L'écrivain et grande figure de l'intelligentsia allemande, Walter Jens, est décédé à l'âge de 90 ans, a-t-on appris auprès de l'Université de Tübingen où il était professeur.

M. Jens, écrivain et chercheur en philologie, avait été à la tête de l'Académie des Arts de Berlin et faisait figure d'autorité morale dans l'Allemagne d'après guerre.

La chancelière Angela Merkel a présenté ses condoléances et salué «l'un des intellectuels les plus importants de notre pays», selon son porte-parole Steffen Seibert. «Tout au long de ces dernières décennies, sa voix a donné le ton des principaux débats intellectuels et politiques», a-t-il souligné au cours d'un point de presse gouvernemental régulier.

Dans des essais passionnés publiés par plusieurs journaux, Jens avait plaidé pour que l'intellectuel soit le défenseur de la démocratie allemande naissante et s'était fait l'avocat d'un discours politique fondé sur une culture de la tolérance.

Son attachement à une figure de l'intellectuel engagé et combatif lui valut d'être comparé aux penseurs français des Lumières et d'être surnommé «le petit Voltaire de la République allemande».

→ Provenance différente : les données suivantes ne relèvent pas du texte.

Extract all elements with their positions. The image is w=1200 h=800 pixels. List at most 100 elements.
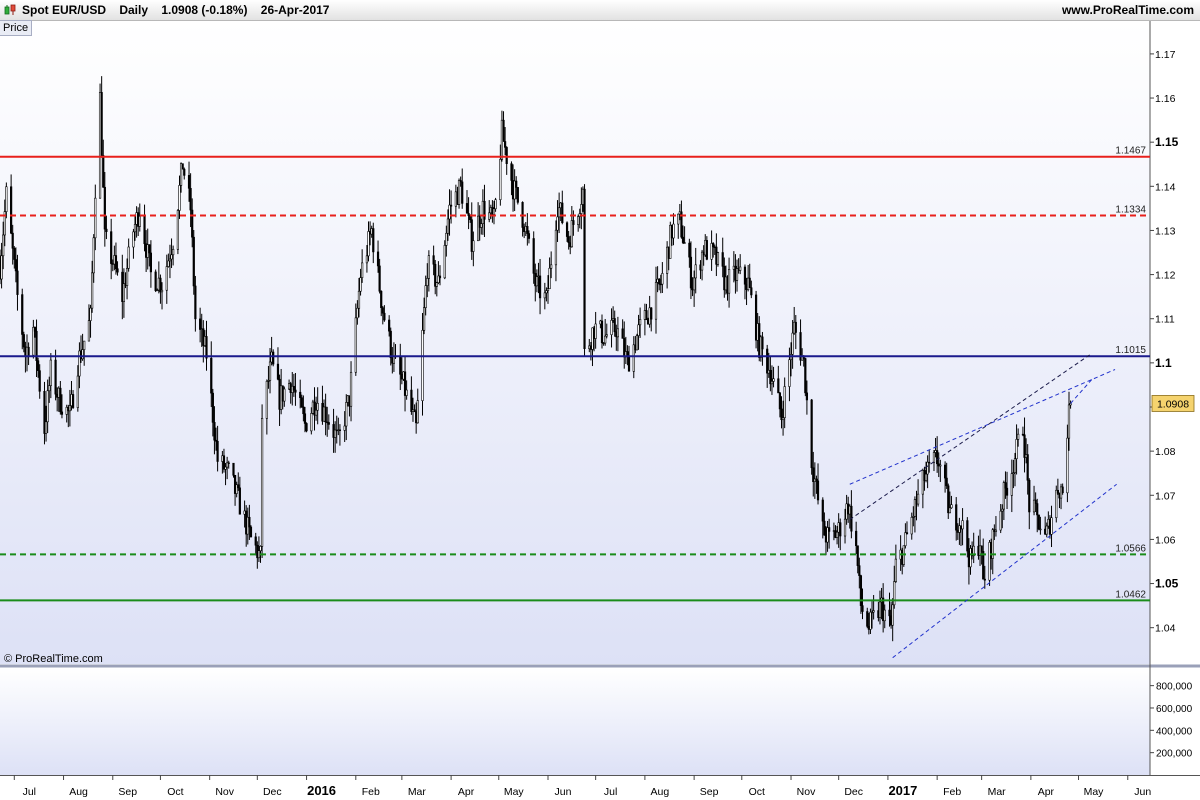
candle-body <box>376 251 380 267</box>
candle-body <box>378 265 381 292</box>
candle <box>260 404 264 558</box>
candle-body <box>302 406 305 415</box>
candle <box>457 178 461 209</box>
candle-body <box>14 259 17 272</box>
candle-body <box>554 229 558 266</box>
x-tick-label: Sep <box>118 786 137 798</box>
candle <box>1037 514 1040 531</box>
candle-body <box>502 119 505 142</box>
candle-body <box>639 319 642 326</box>
price-chart[interactable]: 1.1467 1.1334 1.1015 1.0566 1.0462 1.04 1.05 1… <box>0 0 1200 800</box>
candle-body <box>526 226 529 234</box>
candle-body <box>894 558 897 582</box>
candle-body <box>367 231 370 257</box>
candle-body <box>828 527 831 532</box>
candle-body <box>994 529 998 532</box>
candle-body <box>783 386 786 418</box>
candle-body <box>936 450 939 465</box>
candle <box>154 269 157 293</box>
candle-body <box>510 163 513 181</box>
candle-body <box>191 209 194 238</box>
volume-tick-label: 800,000 <box>1156 682 1193 693</box>
x-tick-label: Oct <box>167 786 183 798</box>
candle-body <box>359 277 362 292</box>
candle-body <box>424 285 427 308</box>
candle-body <box>492 208 496 215</box>
candle-body <box>327 422 330 425</box>
candle-body <box>580 204 583 214</box>
candle-body <box>132 231 135 248</box>
price-panel-tab[interactable]: Price <box>0 20 33 36</box>
candle-body <box>122 283 125 302</box>
volume-tick-label: 200,000 <box>1156 749 1193 760</box>
candle <box>583 184 586 357</box>
x-tick-label: Dec <box>263 786 282 798</box>
candle-body <box>446 218 450 234</box>
candle <box>902 545 905 567</box>
candle-body <box>516 187 519 203</box>
candle-body <box>472 240 475 252</box>
candle-body <box>110 231 113 264</box>
y-tick-label: 1.1 <box>1155 356 1172 370</box>
candle-body <box>232 462 235 476</box>
candle-body <box>300 397 303 408</box>
volume-tick-label: 400,000 <box>1156 726 1193 737</box>
candle-body <box>916 493 920 505</box>
candle-body <box>210 357 213 394</box>
candle-body <box>872 610 875 613</box>
candle-body <box>1055 489 1058 519</box>
candle-body <box>1015 439 1018 460</box>
candle <box>516 187 519 205</box>
candle-body <box>637 324 640 336</box>
candle-body <box>54 359 57 395</box>
candle-body <box>405 389 408 396</box>
candle-body <box>16 270 19 295</box>
candle-body <box>102 155 105 188</box>
candle-body <box>165 266 168 291</box>
candle-body <box>103 186 106 230</box>
candle-body <box>76 375 79 408</box>
candle-body <box>926 461 929 475</box>
candle-body <box>432 255 435 265</box>
candle-body <box>345 402 348 427</box>
candle-body <box>354 317 357 373</box>
candle-body <box>955 504 958 531</box>
candle-body <box>167 260 170 267</box>
candle-body <box>187 175 191 189</box>
candle-body <box>44 421 48 434</box>
y-tick-label: 1.12 <box>1155 270 1176 282</box>
candle-body <box>635 335 639 351</box>
candle-body <box>538 275 542 299</box>
candle-body <box>600 320 604 344</box>
level-label: 1.1467 <box>1115 146 1146 157</box>
candle-body <box>772 378 775 382</box>
candle-body <box>316 402 319 411</box>
candle-body <box>448 204 451 220</box>
candle-body <box>310 413 313 432</box>
candle-body <box>621 328 624 339</box>
candle-body <box>878 601 882 618</box>
candle-body <box>211 392 214 423</box>
candle-body <box>950 504 953 509</box>
candle-body <box>654 282 658 320</box>
candle-body <box>504 141 507 148</box>
candle-body <box>133 224 137 233</box>
candle-body <box>138 215 141 227</box>
candle-body <box>1050 517 1053 535</box>
candle-body <box>49 359 52 386</box>
price-panel-background <box>0 21 1150 664</box>
candle-body <box>416 400 419 424</box>
candle-body <box>1001 508 1004 512</box>
candle-body <box>259 546 262 552</box>
candle-body <box>299 391 302 399</box>
candle-body <box>572 220 575 225</box>
candle-body <box>237 484 240 489</box>
candle-body <box>858 565 861 576</box>
candle-body <box>904 532 907 547</box>
candle-body <box>276 363 280 380</box>
price-axis-area[interactable] <box>1150 21 1200 664</box>
candle-body <box>105 228 108 232</box>
candle-body <box>1005 487 1009 496</box>
candle <box>249 525 253 538</box>
candle <box>176 209 180 255</box>
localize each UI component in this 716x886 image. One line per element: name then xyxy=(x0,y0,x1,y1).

Il prêchait sans détour pour une réconciliation entre juifs et chrétiens en Allemagne et s'était par ailleurs opposé à l'intervention américaine en Irak en 2003.

Mais la révélation, la même année, de son engagement au sein du parti nazi pendant la Seconde guerre mondiale - un élément dont il affirmait ne pas se souvenir - a terni son aura. Son fils, Tilman Jens, l'attaqua publiquement, lui reprochant d'être resté silencieux à ce sujet. «Tous ceux qui n'ont été ne serait-ce qu'un tout petit peu nazis sont discrédités», affirma-t-il, avant de, plus tard, prendre sa défense.

Walter Jens a affirmé qu'il avait été «automatiquement» enregistré au sein du parti après son passage au sein des Jeunesses hitlériennes mais a reconnu qu'il aurait dû faire plus tôt la lumière sur ces faits.

«Je comprends que de nombreuses personnes puissent être déçues à mon égard», avait-il affirmé à l'époque. «Si j'avais voulu être complètement honnête, il aurait été plus approprié que je sois clair là-dessus un peu plus tôt, par exemple à la fin des années 50 ou au début des années 60».

Il travaillait très étroitement avec son épouse Inge et ils publièrent notamment ensemble une biographie de Katia Mann, la femme de Thomas Mann, qui révélait l'influence de cette dernière sur l'oeuvre de son mari.